Unsurprisingly, the JAL brand has also suffered. The safety lapses have had a detrimental effect on consumer confidence, while the image of being financially beleaguered is an unattractive one in conservative Japan.

The flag carrier that helped to define the Japanese boom years of the ’70s and ’80s must hope that the worst is behind it.

Diagnosis 1... Yukiko Harada, managing director, TrainTracks

Once held in the same high esteem as prestigious Japanese brands such as Sony, Toyota and Fujitsu, the Japan Airlines brand has taken a beating over the past few years.  In a recent ranking of 140 national brands conducted by Diamond business magazine, JAL came in at number 137, well behind ANA, which was ranked at number 24. The brand value of both carriers has changed radically compared to 10 years ago, when Diamond ranked JAL at 68 and ANA at 71.

In a hierarchical society brought up to respect seniority and authority, reports of boardroom disputes with shareholders have hurt JAL’s corporate credibility and brand equity. However, the real bludgeon has been accidents and safety issues that have seen once-loyal customers shift their alliance to ANA.
Management has taken a number of steps in an attempt to restore the airline back to health and already announced a new recovery plan in early February.

However, rebuilding its diminished brand equity and regaining public trust is likely to be a slow process which no cosmetic promotional or advertising campaign can fix. A focused and patient communications programme, both internal and external, will be essential to rebuild brand credibility.

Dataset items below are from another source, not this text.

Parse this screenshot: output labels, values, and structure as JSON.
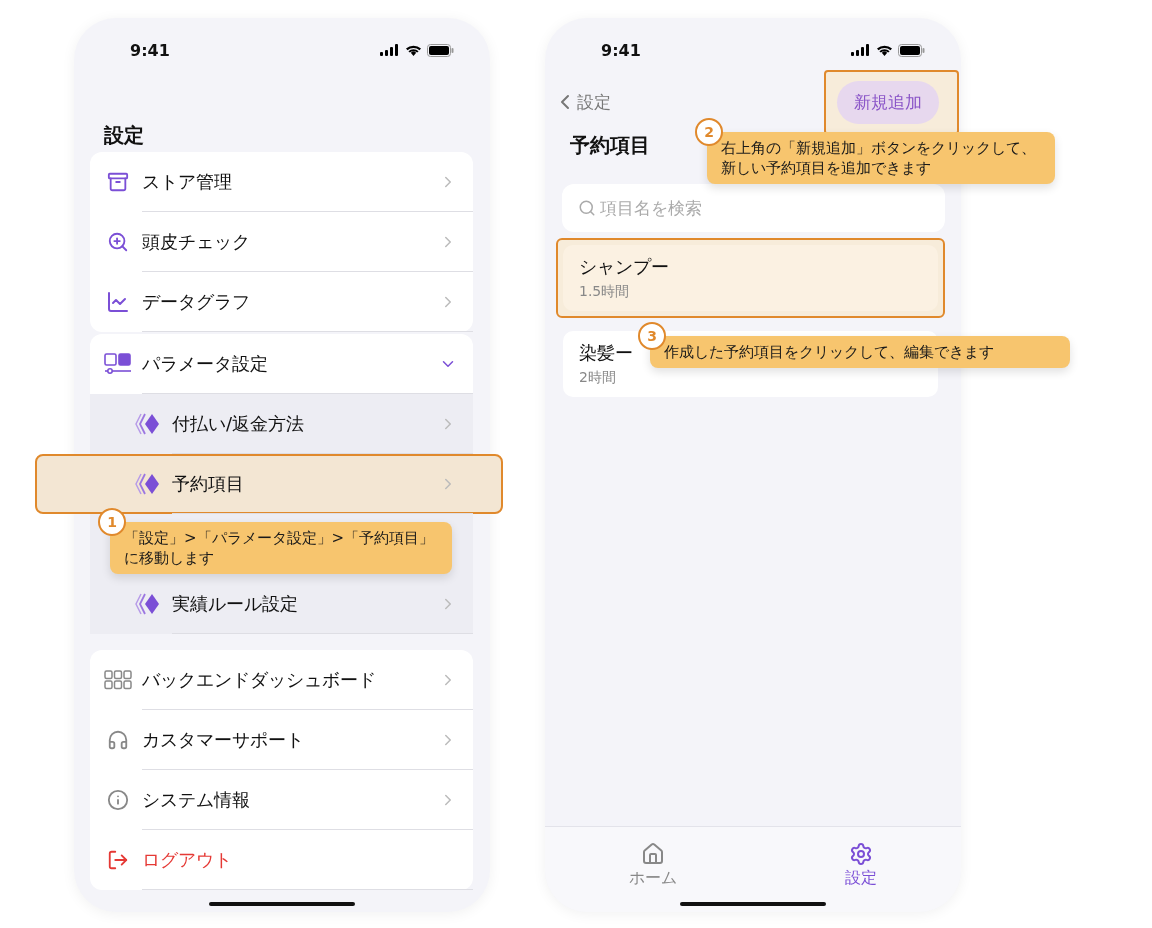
{
  "annotations": [
    {
      "number": "1",
      "text": "「設定」>「パラメータ設定」>「予約項目」に移動します"
    },
    {
      "number": "2",
      "text": "右上角の「新規追加」ボタンをクリックして、新しい予約項目を追加できます"
    },
    {
      "number": "3",
      "text": "作成した予約項目をクリックして、編集できます"
    }
  ],
  "settings_screen": {
    "status_bar": {
      "time": "9:41"
    },
    "title": "設定",
    "groups": [
      {
        "items": [
          {
            "kind": "link",
            "label": "ストア管理"
          },
          {
            "kind": "link",
            "label": "頭皮チェック"
          },
          {
            "kind": "link",
            "label": "データグラフ"
          }
        ]
      },
      {
        "items": [
          {
            "kind": "section",
            "label": "パラメータ設定",
            "expanded": true,
            "children": [
              {
                "label": "付払い/返金方法",
                "highlighted": false
              },
              {
                "label": "予約項目",
                "highlighted": true
              },
              {
                "label": "実績ルール設定",
                "highlighted": false
              }
            ]
          }
        ]
      },
      {
        "items": [
          {
            "kind": "link",
            "label": "バックエンドダッシュボード"
          },
          {
            "kind": "link",
            "label": "カスタマーサポート"
          },
          {
            "kind": "link",
            "label": "システム情報"
          },
          {
            "kind": "logout",
            "label": "ログアウト"
          }
        ]
      }
    ]
  },
  "reservation_screen": {
    "status_bar": {
      "time": "9:41"
    },
    "back_label": "設定",
    "add_button": {
      "label": "新規追加",
      "highlighted": true
    },
    "title": "予約項目",
    "search": {
      "placeholder": "項目名を検索"
    },
    "items": [
      {
        "name": "シャンプー",
        "duration": "1.5時間",
        "highlighted": true
      },
      {
        "name": "染髪ー",
        "duration": "2時間",
        "highlighted": false
      }
    ],
    "tab_bar": [
      {
        "label": "ホーム",
        "selected": false
      },
      {
        "label": "設定",
        "selected": true
      }
    ]
  }
}
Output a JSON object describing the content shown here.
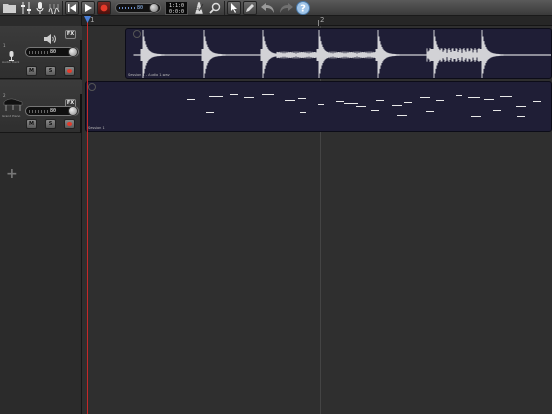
{
  "toolbar": {
    "tempo_value": "80",
    "lcd_line1": "1:1:0",
    "lcd_line2": "0:0:0",
    "metronome_text": "120"
  },
  "tracks": [
    {
      "number": "1",
      "name": "Audio Track",
      "volume": "80",
      "fx_label": "FX",
      "mute_label": "M",
      "solo_label": "S"
    },
    {
      "number": "2",
      "name": "Grand Piano",
      "volume": "80",
      "fx_label": "FX",
      "mute_label": "M",
      "solo_label": "S"
    }
  ],
  "timeline": {
    "bar_1": "1",
    "bar_2": "2"
  },
  "regions": [
    {
      "label": "Session 1 - Audio 1.wav"
    },
    {
      "label": "Session 1"
    }
  ],
  "colors": {
    "region_bg": "#1f1e36",
    "playhead": "#c62828",
    "record": "#e53a2a"
  }
}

Diagnosis 2... Chris Beaumont, president and CEO, Grey Global Group Japan

JAL as a business is at a tipping point; a carrier that has too much in common with PanAm to be comfortable. Poor management, numerous safety issues and business results that saw a loss of US$89.9million last quarter have led to the airline’s confirmation that it is downsizing by eight per cent.
JAL should focus on revitalising its brand both internally and externally. Through necessity, it has to  contemporise its brand character.

ANA has been helped operationally as well as mentally by the halo effect of the Star Alliance codeshare network. In April, JAL will join One World — this offers a tremendous opportunity to build on the successful heritage of JAL of the 1970s to ’80s, targeting Japanese passengers over the age of 40 who are increasingly wanting to enjoy enriched experiences.

Critical to this improved customer orientation, JAL needs to consider its internal branding. Here again there is little clarity and consistency: there are multiple workers’ unions. Critically, the current JAL management doesn’t have customers in mind; it is singular in trying to improve business efficiency. The airline needs a brand-centric customer orientation that will revive pride and optimism.